News report screengrab of Landry Thompson and Emmanuel Hurd that says, "HDB takes teen dancer to CPS."

If you’re sending your teenager on a trip out of state, you could pick worse guardians than 29-year-old Emmanuel Hurd and 22-year-old Josiah Kelly. Hurd is 13-year-old Landry Thompson’s instructor and Kelly is Thompson’s dance partner. After rehearsing dance moves until 3 a.m., the Tulsa men were taking the teenager on a trip to Houston to record a dance video at Houston’s Planet Funk Studio.

On their journey, while in a gas station parking lot, the trio was stopped by police. All three dancers were handcuffed, and Thompson was held by Child Protective Services for 11 hours—despite the fact that officers spoke to Thompson’s mother over the phone

“They were convinced I was a runaway,” Landry said.

Police then called Landry’s parents in Oklahoma, who were surprised by the officer’s tone. Destiny Thompson recalled the conversation.

“’Are you aware your daughter is with two black men?’ When I said ‘Yes, I’m aware of that,’ he called into questioning our parenting,” the mother said.

Landry is home schooled and travels frequently for dance. The Thompsons asked Hurd to look after their daughter on this trip. Realizing the group made an unlikely trio, they packed a raft of documents.

“Emmanuel had a letter signed by us, had every contact number they could’ve possibly needed, he had her insurance card, he had her original birth certificate, not a copy,” the mother said.

The couple even scanned their driver’s licenses and faxed them to police during all this. The Houston police officers did not believe the parents or the men.

The duo seem to be pretty good guardians, though—according to KHOU, they waited for her at CPS for the duration of her detainment, first in the lobby and then, after being asked to leave, in the car outside the building for six hours. 

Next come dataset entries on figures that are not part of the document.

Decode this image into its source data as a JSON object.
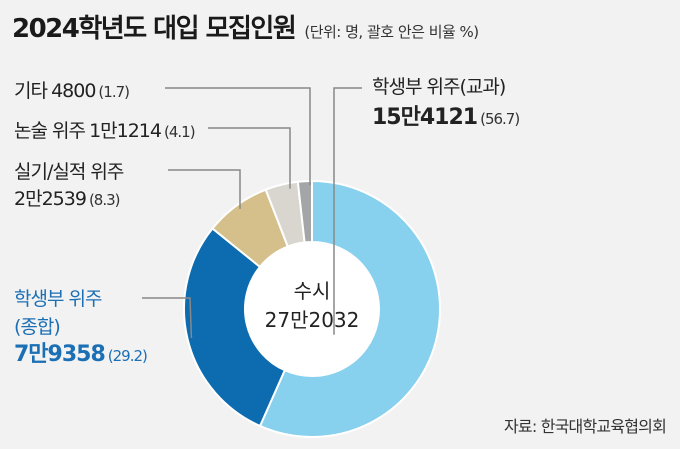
{
  "title": "2024학년도 대입 모집인원",
  "subtitle": "(단위: 명, 괄호 안은 비율 %)",
  "source": "자료: 한국대학교육협의회",
  "chart_data": {
    "type": "pie",
    "center_label": "수시",
    "center_value": "27만2032",
    "slices": [
      {
        "name": "학생부 위주(교과)",
        "value": 154121,
        "value_label": "15만4121",
        "percent": 56.7,
        "percent_label": "(56.7)",
        "color": "#87d0ee"
      },
      {
        "name": "학생부 위주(종합)",
        "value": 79358,
        "value_label": "7만9358",
        "percent": 29.2,
        "percent_label": "(29.2)",
        "color": "#0d6cb0"
      },
      {
        "name": "실기/실적 위주",
        "value": 22539,
        "value_label": "2만2539",
        "percent": 8.3,
        "percent_label": "(8.3)",
        "color": "#d5bf8a"
      },
      {
        "name": "논술 위주",
        "value": 11214,
        "value_label": "1만1214",
        "percent": 4.1,
        "percent_label": "(4.1)",
        "color": "#d9d6d0"
      },
      {
        "name": "기타",
        "value": 4800,
        "value_label": "4800",
        "percent": 1.7,
        "percent_label": "(1.7)",
        "color": "#a4a5a7"
      }
    ]
  }
}
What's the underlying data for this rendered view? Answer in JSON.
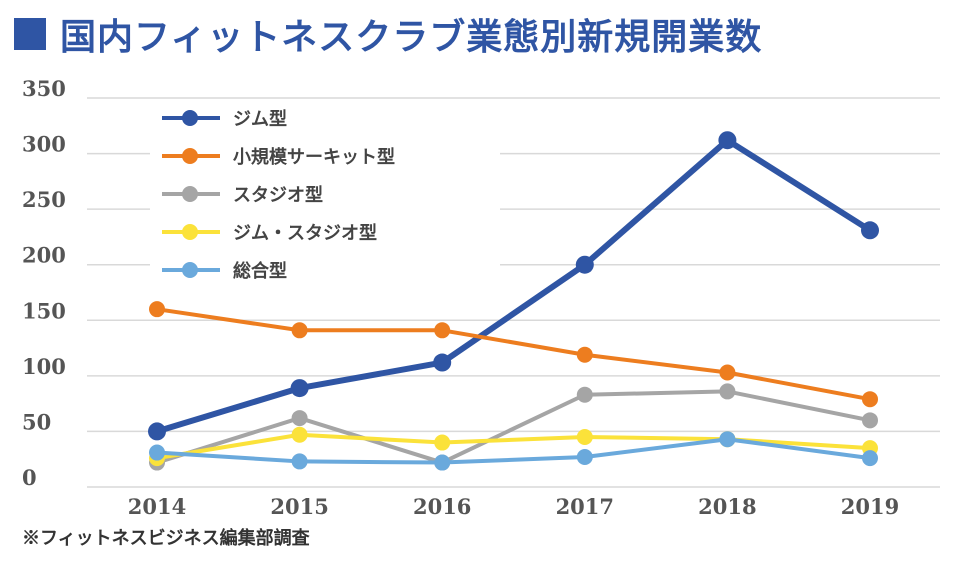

The story made national news today, and it’s not hard to see why: Landry was detained for 11 hours despite traveling with people that her parents not only placed her in the care of, but who possessed extensive documentation of that parental permission. Raising questions about whether this is an instance of racial profiling certainly seems appropriate. 

HPD issued a statement in response to the attention, but it doesn’t address those specific concerns: 

In a statement, HPD said, “Given the age discrepancies, the fact that all three were from out of state, and the child had no relatives in the area, officers in an abundance of caution, did their utmost to ensure her safety” and sent her to CPS.

Landry’s mother was initially told she would need to travel to Houston herself to have her daughter released to her custody, but after repeated phone calls, the teen was finally released back to Hurd and Kelly. 

Comments on sites like Gawker have defended HPD

If police investigate suspicious activity people who are innocent are sometimes going to be inconvenienced. But if police ignore suspicious activity, then people will die from crimes that could have been prevented.

The fact is, it is not uncommon for children in this country to be trafficked into prostitution. People sleeping in a car in a convenience store parking lot strongly suggests drug activity. If you think the police should have seen that and ignored it, I’d really like to know what you think police are supposed to do.

To be sure, HPD’s decision to investigate the trio makes sense. While it’s not unreasonable to expect police to ask questions when they find a teenage girl in a car with men she doesn’t appear to be related to, it’s harder to explain why they were so steadfast in refusing to accept any of the answers. What should the police have done? That answer seems easy: accept the presented documentation and the girl’s parents’ explanation. But what should Hurd, Kelly, and Thompson have done? If notarized proof that they are authorized to travel with the girl isn’t sufficient, that’s a tough question to answer.